Hicâbın Tanımı:
Hicâb, lügatte “örtmek ve engel koymak” gibi anlamlara gelir. Istılâhta ise “Hicâb: Kadının -yüzü de dâhil olmak üzere- tüm bedenini ve ziynetini örtmesidir.” Hicâb, yabancıların kendisini ve ziynetlerini görmemesi için kadının tâm olarak örtünmesi, onlar ile kendisi arasına hakîki bir engel koymasıdır.
Hicâbın Keyfiyeti:
Hicâb, ifâde olunduğu üzere kadının tüm bedenini örtmesi ve yabancıların görmesinden engellemesidir. Bu da “hımârlarını yakalarının üzerine salsınlar” [en-Nûr: 24/31] âyetiyle ifâde edilen başörtüsüyle ve “cilbâblarını üzerlerine giysinler” [el-Ahzâb: 33/59] âyetinde belirtilen dış giysi ile olur.
Hımâr: Kadının kendisiyle başını, anlını yüzünü ve boynunu örttüğü başörtüsüdür. Bu örtünün kadının yüzünü, omuzlarını ve göğsünü örtecek nitelikte olması şarttır. Nitekim İmâm İbn Hacer rahîmehullâh şöyle demiştir: “Hımâr: Kadının yüzünü örttüğü örtüdür.” [İbn Hacer, Fethu’l-Bârî: 10/48. ]
Cilbâb: Kadının başından ayağına kadar tüm bedenini ziynetleriyle beraber kendisiyle örtündüğü şeydir. Bu çarşaf olabileceği gibi ferace de olabilir. Nitekim Şeyhu’l-İslâm İbn Teymiyye rahîmehullâh şöyle demiştir: “(الْخِمَار Hımârın çoğulu)الْخُمُر Humur: Başı, yüzü ve boynu örten örtülerdir. (الْجِلْبَاب Cilbâbın çoğulu) الْجَلَابِيب Celâbib: Baş üzerinden sarkıtılan elbisedir. Onu giyenin vücudundan gözleri dışında hiçbir yeri görünmez.” [İbn Teymiyye, Mecmûu’l-Fetâvâ: 22/147.]

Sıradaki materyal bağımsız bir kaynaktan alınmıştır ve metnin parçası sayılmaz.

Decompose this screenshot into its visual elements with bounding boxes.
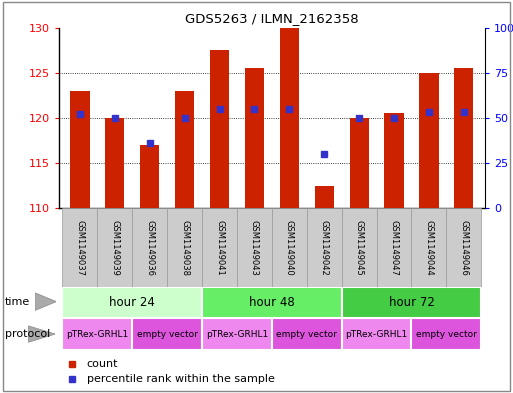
Bar <box>167 208 202 287</box>
Text: GSM1149044: GSM1149044 <box>424 220 433 275</box>
Bar <box>342 318 411 350</box>
Text: GSM1149037: GSM1149037 <box>75 220 85 275</box>
Text: protocol: protocol <box>5 329 50 339</box>
Text: GSM1149046: GSM1149046 <box>459 220 468 275</box>
Bar <box>446 208 481 287</box>
Bar <box>132 208 167 287</box>
Bar <box>419 73 439 208</box>
Text: GSM1149047: GSM1149047 <box>389 220 399 275</box>
Text: percentile rank within the sample: percentile rank within the sample <box>87 374 274 384</box>
Bar <box>377 208 411 287</box>
Bar <box>63 208 97 287</box>
Text: GSM1149038: GSM1149038 <box>180 220 189 275</box>
Bar <box>105 118 125 208</box>
Text: count: count <box>87 358 118 369</box>
Text: GSM1149039: GSM1149039 <box>110 220 120 275</box>
Bar <box>175 91 194 208</box>
Bar <box>132 318 202 350</box>
Text: pTRex-GRHL1: pTRex-GRHL1 <box>345 330 408 338</box>
Bar <box>202 208 237 287</box>
Text: GSM1149043: GSM1149043 <box>250 220 259 275</box>
Bar <box>272 318 342 350</box>
Bar <box>202 287 342 318</box>
Bar <box>349 118 369 208</box>
Bar <box>411 318 481 350</box>
Bar <box>210 50 229 208</box>
Text: hour 48: hour 48 <box>249 296 295 309</box>
Bar <box>140 145 160 208</box>
Text: GSM1149040: GSM1149040 <box>285 220 294 275</box>
Text: GSM1149042: GSM1149042 <box>320 220 329 275</box>
Title: GDS5263 / ILMN_2162358: GDS5263 / ILMN_2162358 <box>185 12 359 25</box>
Bar <box>384 113 404 208</box>
Bar <box>63 287 202 318</box>
Text: hour 24: hour 24 <box>109 296 155 309</box>
Bar <box>63 318 132 350</box>
Bar <box>245 68 264 208</box>
Text: GSM1149036: GSM1149036 <box>145 220 154 275</box>
Bar <box>272 208 307 287</box>
Text: pTRex-GRHL1: pTRex-GRHL1 <box>66 330 129 338</box>
Text: hour 72: hour 72 <box>388 296 435 309</box>
Text: empty vector: empty vector <box>137 330 198 338</box>
Bar <box>342 287 481 318</box>
Bar <box>307 208 342 287</box>
Bar <box>97 208 132 287</box>
Text: empty vector: empty vector <box>277 330 337 338</box>
Bar <box>280 28 299 208</box>
Text: GSM1149041: GSM1149041 <box>215 220 224 275</box>
Bar <box>454 68 473 208</box>
Text: empty vector: empty vector <box>416 330 477 338</box>
Text: pTRex-GRHL1: pTRex-GRHL1 <box>206 330 268 338</box>
Polygon shape <box>35 293 56 310</box>
Bar <box>342 208 377 287</box>
Bar <box>202 318 272 350</box>
Polygon shape <box>28 326 55 342</box>
Bar <box>411 208 446 287</box>
Bar <box>237 208 272 287</box>
Text: GSM1149045: GSM1149045 <box>354 220 364 275</box>
Bar <box>70 91 90 208</box>
Bar <box>314 185 334 208</box>
Text: time: time <box>5 297 30 307</box>
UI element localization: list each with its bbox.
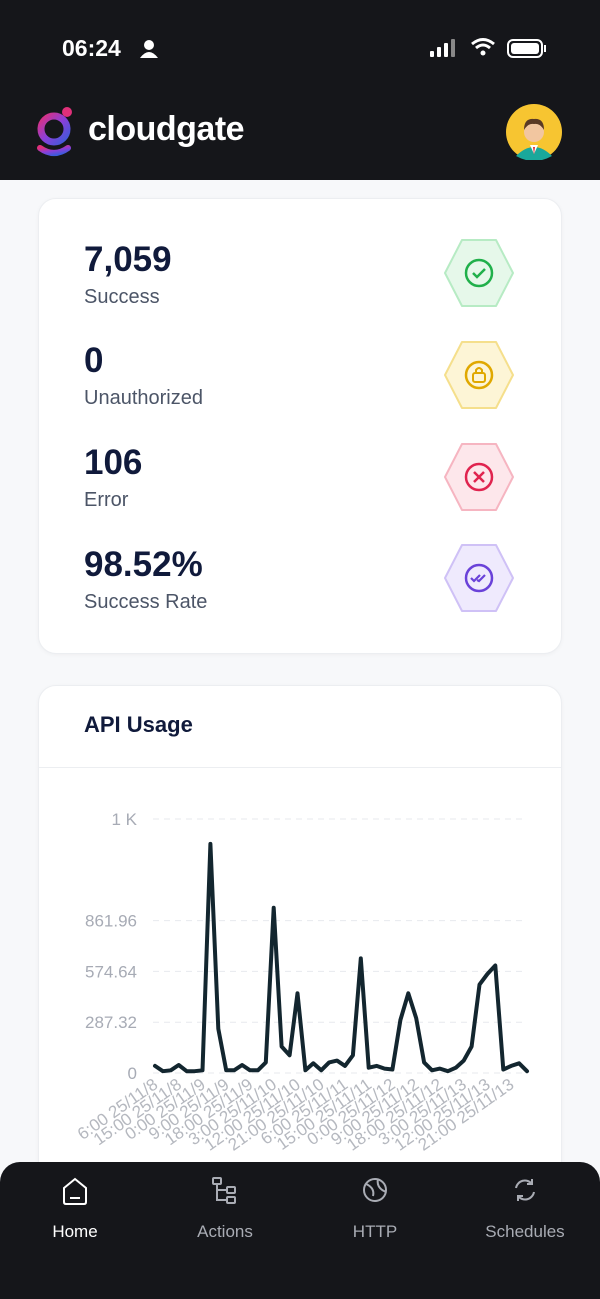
stat-label: Success — [84, 286, 160, 308]
top-bar — [0, 0, 600, 180]
avatar[interactable] — [506, 104, 562, 160]
status-time: 06:24 — [62, 35, 121, 61]
stat-value: 0 — [84, 341, 104, 380]
user-status-icon — [140, 40, 158, 58]
nav-item[interactable]: HTTP — [352, 1222, 398, 1241]
stat-icons — [444, 239, 514, 612]
stat-label: Error — [84, 489, 129, 511]
brand-logo — [37, 107, 72, 156]
nav-item[interactable]: Home — [52, 1222, 98, 1241]
divider — [39, 767, 561, 768]
stat-value: 7,059 — [84, 240, 172, 279]
line — [153, 841, 529, 1074]
y-tick-label: 1 K — [111, 810, 137, 829]
y-tick-label: 0 — [128, 1064, 137, 1083]
y-tick-label: 287.32 — [85, 1013, 137, 1032]
brand-name: cloudgate — [88, 110, 245, 148]
nav-item[interactable]: Actions — [197, 1222, 253, 1241]
y-tick-label: 861.96 — [85, 912, 137, 931]
stat-label: Success Rate — [84, 591, 208, 613]
y-tick-label: 574.64 — [85, 962, 137, 981]
nav-item[interactable]: Schedules — [485, 1222, 565, 1241]
stat-value: 106 — [84, 443, 143, 482]
bottom-nav — [0, 1162, 600, 1299]
stat-value: 98.52% — [84, 545, 203, 584]
system-icons — [430, 38, 546, 58]
nav-icons — [63, 1177, 535, 1205]
stat-label: Unauthorized — [84, 387, 203, 409]
chart-title: API Usage — [84, 712, 193, 737]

Hımâr ve cilbâb ile emredilen hicâb tamâm olur. Buna göre mü’min bir kadının hicâbında bulunması gerekli şartlar şöyledir:
1. Yüz de dâhil olmak üzere baştan ayağa kadar vücudun tümünü örtmeli, herhangi bir yerini açıkta bırakmamalıdır.
2. İçini göstermeyecek şekilde kalın olmalı, ince ve şeffaf olmamalıdır.
3. Vücudun üzerinde serbestçe durmalı, vücuda yapışma özelliği bulunmamalıdır.
4. Bol ve dökümlü olmalı, vücut hatlarını belli edecek şekilde dar olmamalıdır.
5. Sade ve ziynetsiz olmalı, dikkatleri üzerine çekecek şekilde işlemeli ve renkli olmamalıdır.